Sobre o Continuísmo Psicofísico
Márcio Peter de Souza Leite

 

Para situar a posição da ciência atual com relação aos fenômenos psíquicos como o amor e a atração sexual, partamos da "neuropsicanálise". Ela decorre da demonstração feita por Edelman, neurofisiologista, prêmio Nobel de imunonologia, de que o cérebro se conforma depois do nascimento através da relação mãe-bêbê. Os dados da neurociência que sustentam este fato constituem a teoria da epigênese, que verifica que o cérebro do recém-nascido tem um número de neurônios muito superior ao do adulto. A isto se segue o fenômeno da apoptose celular, que se refere à morte seletiva de grupos de neurônios, determinando o que Edelman chamou de teoria das categorizações, que seria o estabelecimento de redes neuronais resultantes dos estímulos advindos da relação mãe-bêbê.
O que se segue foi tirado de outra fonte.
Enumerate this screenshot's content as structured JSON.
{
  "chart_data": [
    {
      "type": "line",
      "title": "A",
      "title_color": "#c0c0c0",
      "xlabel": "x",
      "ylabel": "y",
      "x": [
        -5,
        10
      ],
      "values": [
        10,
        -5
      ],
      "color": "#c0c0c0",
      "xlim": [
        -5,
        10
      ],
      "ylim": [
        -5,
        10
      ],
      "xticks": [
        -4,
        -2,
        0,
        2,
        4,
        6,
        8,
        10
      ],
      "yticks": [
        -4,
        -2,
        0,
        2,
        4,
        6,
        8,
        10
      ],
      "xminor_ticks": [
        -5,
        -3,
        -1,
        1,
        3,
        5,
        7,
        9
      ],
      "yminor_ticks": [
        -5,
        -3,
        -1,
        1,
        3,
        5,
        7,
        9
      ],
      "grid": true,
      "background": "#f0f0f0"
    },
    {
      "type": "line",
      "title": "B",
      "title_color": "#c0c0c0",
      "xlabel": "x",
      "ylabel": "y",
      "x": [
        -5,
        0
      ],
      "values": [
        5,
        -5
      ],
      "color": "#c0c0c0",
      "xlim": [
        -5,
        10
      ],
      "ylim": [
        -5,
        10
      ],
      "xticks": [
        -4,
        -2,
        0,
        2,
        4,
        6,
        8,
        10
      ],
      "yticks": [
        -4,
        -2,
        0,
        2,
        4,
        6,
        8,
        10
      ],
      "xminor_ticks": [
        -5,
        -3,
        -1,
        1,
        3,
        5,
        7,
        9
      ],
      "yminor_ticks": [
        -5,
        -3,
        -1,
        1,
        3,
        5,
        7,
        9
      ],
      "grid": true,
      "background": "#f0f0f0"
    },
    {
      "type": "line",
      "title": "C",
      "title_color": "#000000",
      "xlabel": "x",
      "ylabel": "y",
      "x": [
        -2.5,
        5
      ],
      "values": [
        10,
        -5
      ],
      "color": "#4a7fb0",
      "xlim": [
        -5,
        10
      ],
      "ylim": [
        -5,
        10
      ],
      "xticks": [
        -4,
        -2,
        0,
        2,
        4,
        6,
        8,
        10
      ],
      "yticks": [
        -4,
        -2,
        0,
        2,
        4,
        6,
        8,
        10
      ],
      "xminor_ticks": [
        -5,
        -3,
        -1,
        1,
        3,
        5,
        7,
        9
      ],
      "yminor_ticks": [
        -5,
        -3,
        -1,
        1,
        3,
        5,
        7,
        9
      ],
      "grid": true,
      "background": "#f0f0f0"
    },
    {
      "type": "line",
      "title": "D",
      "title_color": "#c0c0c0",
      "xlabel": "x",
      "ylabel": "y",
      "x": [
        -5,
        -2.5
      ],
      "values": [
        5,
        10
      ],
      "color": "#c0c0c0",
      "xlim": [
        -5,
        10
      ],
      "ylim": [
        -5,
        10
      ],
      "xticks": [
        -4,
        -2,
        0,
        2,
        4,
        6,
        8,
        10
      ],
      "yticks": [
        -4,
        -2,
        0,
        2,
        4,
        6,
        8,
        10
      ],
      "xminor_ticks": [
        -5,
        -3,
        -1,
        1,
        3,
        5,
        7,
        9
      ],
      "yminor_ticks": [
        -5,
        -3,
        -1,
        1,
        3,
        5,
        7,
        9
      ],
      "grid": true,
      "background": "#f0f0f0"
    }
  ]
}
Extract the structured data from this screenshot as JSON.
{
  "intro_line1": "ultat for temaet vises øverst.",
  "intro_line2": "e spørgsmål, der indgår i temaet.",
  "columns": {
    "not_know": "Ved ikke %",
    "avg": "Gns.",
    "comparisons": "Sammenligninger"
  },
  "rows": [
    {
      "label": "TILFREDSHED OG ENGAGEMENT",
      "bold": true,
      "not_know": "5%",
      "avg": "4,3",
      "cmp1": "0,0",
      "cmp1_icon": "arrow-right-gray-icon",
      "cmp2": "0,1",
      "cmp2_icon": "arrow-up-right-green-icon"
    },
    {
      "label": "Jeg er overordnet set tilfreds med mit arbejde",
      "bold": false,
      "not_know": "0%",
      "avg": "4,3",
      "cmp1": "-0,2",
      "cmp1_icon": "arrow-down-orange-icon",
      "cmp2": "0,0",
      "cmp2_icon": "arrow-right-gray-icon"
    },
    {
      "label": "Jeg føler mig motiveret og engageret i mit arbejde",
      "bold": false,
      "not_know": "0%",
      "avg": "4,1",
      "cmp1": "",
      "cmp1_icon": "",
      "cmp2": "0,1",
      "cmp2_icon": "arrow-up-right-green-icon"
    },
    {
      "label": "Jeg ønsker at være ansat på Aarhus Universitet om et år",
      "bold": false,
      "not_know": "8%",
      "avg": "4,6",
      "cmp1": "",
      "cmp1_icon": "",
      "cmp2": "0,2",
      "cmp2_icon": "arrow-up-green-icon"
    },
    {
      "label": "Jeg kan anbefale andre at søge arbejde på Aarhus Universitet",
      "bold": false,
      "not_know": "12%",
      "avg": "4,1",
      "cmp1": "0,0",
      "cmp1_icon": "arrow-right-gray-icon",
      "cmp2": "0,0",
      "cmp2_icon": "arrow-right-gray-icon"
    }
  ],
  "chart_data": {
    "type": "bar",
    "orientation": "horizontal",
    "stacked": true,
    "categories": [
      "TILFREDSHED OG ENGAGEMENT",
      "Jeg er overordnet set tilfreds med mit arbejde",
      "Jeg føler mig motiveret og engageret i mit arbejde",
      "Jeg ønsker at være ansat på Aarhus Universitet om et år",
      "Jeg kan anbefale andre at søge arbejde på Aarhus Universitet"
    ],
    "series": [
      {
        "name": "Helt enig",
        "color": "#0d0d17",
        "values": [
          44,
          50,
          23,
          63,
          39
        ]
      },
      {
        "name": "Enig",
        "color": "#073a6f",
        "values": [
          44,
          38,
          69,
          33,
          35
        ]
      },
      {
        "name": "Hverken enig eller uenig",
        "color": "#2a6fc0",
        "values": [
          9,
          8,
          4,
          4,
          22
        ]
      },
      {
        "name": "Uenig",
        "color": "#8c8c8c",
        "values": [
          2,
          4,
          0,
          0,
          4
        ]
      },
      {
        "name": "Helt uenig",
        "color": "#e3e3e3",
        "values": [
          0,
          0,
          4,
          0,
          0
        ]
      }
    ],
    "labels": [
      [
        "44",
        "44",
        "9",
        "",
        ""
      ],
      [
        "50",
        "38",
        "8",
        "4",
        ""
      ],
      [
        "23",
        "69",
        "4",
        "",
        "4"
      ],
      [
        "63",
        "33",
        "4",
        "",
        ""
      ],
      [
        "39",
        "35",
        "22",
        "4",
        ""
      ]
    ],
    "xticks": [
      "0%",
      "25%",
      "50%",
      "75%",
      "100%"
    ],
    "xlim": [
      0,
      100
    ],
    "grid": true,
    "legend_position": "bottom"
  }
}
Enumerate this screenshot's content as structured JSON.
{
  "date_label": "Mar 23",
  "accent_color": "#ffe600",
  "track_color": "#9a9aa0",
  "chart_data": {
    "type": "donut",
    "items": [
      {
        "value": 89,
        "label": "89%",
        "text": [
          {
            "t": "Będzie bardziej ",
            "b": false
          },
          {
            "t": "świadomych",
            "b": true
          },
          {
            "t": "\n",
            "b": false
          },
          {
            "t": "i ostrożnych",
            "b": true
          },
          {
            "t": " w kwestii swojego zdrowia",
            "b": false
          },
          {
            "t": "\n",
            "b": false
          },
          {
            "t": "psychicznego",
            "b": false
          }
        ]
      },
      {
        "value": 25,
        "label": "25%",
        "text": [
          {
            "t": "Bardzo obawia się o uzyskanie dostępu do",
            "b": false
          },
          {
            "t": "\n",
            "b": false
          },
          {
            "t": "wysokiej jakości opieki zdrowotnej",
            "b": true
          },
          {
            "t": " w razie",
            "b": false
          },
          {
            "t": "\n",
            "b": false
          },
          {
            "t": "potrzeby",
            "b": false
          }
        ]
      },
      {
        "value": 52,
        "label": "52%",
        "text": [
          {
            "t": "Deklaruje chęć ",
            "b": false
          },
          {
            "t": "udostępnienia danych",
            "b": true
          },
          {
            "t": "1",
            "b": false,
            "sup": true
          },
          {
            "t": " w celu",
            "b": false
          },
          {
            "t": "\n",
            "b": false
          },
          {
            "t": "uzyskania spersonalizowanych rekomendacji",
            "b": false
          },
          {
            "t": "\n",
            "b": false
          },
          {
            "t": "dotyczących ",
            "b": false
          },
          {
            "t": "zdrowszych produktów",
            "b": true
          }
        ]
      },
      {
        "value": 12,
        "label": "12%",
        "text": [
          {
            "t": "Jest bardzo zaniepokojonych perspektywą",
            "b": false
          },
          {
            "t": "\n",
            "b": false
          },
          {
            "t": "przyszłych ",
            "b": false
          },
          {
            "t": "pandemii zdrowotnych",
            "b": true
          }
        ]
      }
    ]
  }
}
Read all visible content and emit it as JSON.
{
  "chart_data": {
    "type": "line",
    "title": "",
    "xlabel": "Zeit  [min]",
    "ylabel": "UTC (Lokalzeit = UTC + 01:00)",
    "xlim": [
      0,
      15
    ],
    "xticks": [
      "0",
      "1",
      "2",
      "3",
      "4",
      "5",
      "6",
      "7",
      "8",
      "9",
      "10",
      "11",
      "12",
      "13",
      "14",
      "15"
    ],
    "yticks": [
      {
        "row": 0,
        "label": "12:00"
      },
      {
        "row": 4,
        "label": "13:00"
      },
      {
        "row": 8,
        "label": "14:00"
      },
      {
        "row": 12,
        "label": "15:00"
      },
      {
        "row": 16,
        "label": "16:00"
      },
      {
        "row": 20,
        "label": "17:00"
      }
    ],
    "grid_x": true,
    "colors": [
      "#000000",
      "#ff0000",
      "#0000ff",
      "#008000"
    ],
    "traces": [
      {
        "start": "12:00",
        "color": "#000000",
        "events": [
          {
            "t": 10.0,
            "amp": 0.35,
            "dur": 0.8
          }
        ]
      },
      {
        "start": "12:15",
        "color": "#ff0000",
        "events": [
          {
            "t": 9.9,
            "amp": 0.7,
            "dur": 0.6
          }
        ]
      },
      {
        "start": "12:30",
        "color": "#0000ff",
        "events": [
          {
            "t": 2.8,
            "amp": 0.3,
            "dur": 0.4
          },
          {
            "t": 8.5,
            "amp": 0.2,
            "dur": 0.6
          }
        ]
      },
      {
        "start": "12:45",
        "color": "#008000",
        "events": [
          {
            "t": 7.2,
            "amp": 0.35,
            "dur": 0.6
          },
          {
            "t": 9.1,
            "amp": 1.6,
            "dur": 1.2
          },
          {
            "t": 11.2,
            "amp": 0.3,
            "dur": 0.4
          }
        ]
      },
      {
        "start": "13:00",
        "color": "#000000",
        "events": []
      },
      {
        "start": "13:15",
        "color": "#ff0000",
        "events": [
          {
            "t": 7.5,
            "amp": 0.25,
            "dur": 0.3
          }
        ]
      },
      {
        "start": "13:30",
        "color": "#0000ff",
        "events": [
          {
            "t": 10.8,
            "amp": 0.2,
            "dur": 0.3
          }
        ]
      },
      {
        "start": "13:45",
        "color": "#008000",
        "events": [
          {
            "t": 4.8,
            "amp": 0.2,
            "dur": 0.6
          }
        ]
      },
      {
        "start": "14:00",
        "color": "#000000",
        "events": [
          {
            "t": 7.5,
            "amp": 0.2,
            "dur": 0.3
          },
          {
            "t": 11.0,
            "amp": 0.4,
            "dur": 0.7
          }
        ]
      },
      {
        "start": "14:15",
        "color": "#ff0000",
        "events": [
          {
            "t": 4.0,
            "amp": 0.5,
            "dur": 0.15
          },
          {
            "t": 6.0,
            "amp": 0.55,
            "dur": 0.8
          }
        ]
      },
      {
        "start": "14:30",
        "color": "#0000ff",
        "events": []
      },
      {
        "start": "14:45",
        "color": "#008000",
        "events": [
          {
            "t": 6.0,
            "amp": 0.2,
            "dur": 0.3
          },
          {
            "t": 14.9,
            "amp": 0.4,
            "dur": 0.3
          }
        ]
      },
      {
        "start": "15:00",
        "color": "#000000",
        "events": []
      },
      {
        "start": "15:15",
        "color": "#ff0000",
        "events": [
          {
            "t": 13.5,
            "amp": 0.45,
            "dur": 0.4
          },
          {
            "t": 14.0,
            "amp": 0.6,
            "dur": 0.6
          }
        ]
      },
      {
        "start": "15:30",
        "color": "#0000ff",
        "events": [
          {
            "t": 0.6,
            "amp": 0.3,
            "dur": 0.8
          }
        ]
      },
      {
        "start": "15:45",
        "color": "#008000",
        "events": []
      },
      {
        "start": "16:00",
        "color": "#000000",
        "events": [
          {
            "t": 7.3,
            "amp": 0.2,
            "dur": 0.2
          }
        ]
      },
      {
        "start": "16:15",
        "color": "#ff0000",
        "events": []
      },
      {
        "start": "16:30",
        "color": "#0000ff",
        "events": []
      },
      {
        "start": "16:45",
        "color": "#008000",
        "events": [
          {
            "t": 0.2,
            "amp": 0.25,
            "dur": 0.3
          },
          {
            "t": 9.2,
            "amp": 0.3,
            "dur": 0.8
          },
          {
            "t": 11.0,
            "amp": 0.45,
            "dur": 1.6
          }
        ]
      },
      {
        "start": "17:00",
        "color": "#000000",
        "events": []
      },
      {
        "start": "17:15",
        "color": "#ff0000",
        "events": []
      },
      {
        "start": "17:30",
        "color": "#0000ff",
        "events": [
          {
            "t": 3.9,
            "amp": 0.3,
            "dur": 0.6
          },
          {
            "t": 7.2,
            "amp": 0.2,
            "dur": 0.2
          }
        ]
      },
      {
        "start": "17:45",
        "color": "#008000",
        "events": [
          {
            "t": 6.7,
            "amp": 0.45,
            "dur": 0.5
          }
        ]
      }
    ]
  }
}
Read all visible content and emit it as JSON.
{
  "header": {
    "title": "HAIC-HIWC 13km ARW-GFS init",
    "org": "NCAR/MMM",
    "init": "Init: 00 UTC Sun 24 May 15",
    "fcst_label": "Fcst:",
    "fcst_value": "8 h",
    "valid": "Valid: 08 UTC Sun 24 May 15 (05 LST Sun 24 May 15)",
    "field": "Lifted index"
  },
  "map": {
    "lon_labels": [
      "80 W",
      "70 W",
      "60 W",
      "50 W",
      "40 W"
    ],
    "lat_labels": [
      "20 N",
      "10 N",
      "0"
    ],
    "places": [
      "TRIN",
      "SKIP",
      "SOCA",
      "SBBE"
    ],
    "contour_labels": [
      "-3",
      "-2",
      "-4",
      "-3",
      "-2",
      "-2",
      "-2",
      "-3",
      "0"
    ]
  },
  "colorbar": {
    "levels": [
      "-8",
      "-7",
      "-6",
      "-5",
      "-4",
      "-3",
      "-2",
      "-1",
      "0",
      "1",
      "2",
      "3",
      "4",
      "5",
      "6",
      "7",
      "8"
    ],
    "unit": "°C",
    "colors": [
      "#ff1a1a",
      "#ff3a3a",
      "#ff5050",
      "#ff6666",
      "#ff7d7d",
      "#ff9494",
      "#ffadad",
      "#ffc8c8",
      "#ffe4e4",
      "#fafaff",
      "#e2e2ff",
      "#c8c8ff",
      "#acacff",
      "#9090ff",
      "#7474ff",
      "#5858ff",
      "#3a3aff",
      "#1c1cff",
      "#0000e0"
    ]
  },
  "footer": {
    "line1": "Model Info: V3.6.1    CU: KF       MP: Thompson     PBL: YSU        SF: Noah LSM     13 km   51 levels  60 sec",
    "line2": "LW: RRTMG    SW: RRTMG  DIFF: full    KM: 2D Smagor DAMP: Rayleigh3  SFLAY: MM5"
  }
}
Estas observações fariam "link" com a teoria freudiana do desamparo, juntando assim psicanálise e neurociência dentro de um paradigma neurológico, o que estabeleceria a causa da conduta humana como conseqüência de ativação de circuitos neuronais conformados na primeira infância a partir da relação mãe-bêbê. Neste contexto, a descoberta freudiana da determinação psíquica das conversões histéricas justifica clinicamente o construto teórico do um corpo libidinal, ou corpo erógeno, o que determina a ruptura com a idéia de um continuísmo psicofísico, tendência atual das ciências.

Esta tendência considera o homem determinado pelas suas características biológicas. Daí que a Neurobiologia passou a ser "A" ciência que pretende deter um conhecimento total sobre as causas das condutas humanas. Esta maneira de pensar produziu disciplinas como a sociobiologia, acentuou distúrbios como a sociofobia, universalizou a depressão etc. Esperam-se então da genética as respostas últimas para a causa do sofrimento psíquico, fato que tornaram novamente atuais as idéias de Darwin sobre a determinação hereditária das características de cada um.

A fundamentação lacaniana da constituição do corpo próprio a partir do Outro subverte o lugar do organismo no animal humano, pelo fato dele ser atravessado pela linguagem, inserindo a diferença sexual numa razão fálica. Desde 1956 Lacan se insurge contra a citação, colocada no prefácio ao seu "Função e campo da palavra e da linguagem em psicanálise", retirada dos estatutos do Instituto de Psicanálise de Paris, que diz: "não convém esquecer que a separação entre embriologia, anatomia, fisiologia, psicologia, sociologia e clinica não existe na natureza e que existe apenas uma disciplina a neurobiologia...". Esta critica à neurobiologia como fundamento da psicanálise, justifica uma posição que nega o continuísmo psicofísico acima, fundado num monismo fisicalista.

A descoberta da psicanálise partiu justamente da ruptura produzida por Freud com a tendência a entender somente desde o ponto de vista evolucionista as "manifestações do espírito". Freud produziu esta ruptura ao encontrar uma outra ordem de causação para os sintomas histéricos, ordem esta diferente da biológica, que Lacan viria mais tarde nomear com o termo Simbólico. Com a hipótese da etiologia sexual do sintoma histérico, Freud iria produzir outra ruptura com o determinismo biológico, definindo a sexualidade humana como não tendo um objeto sexual predeterminado geneticamente.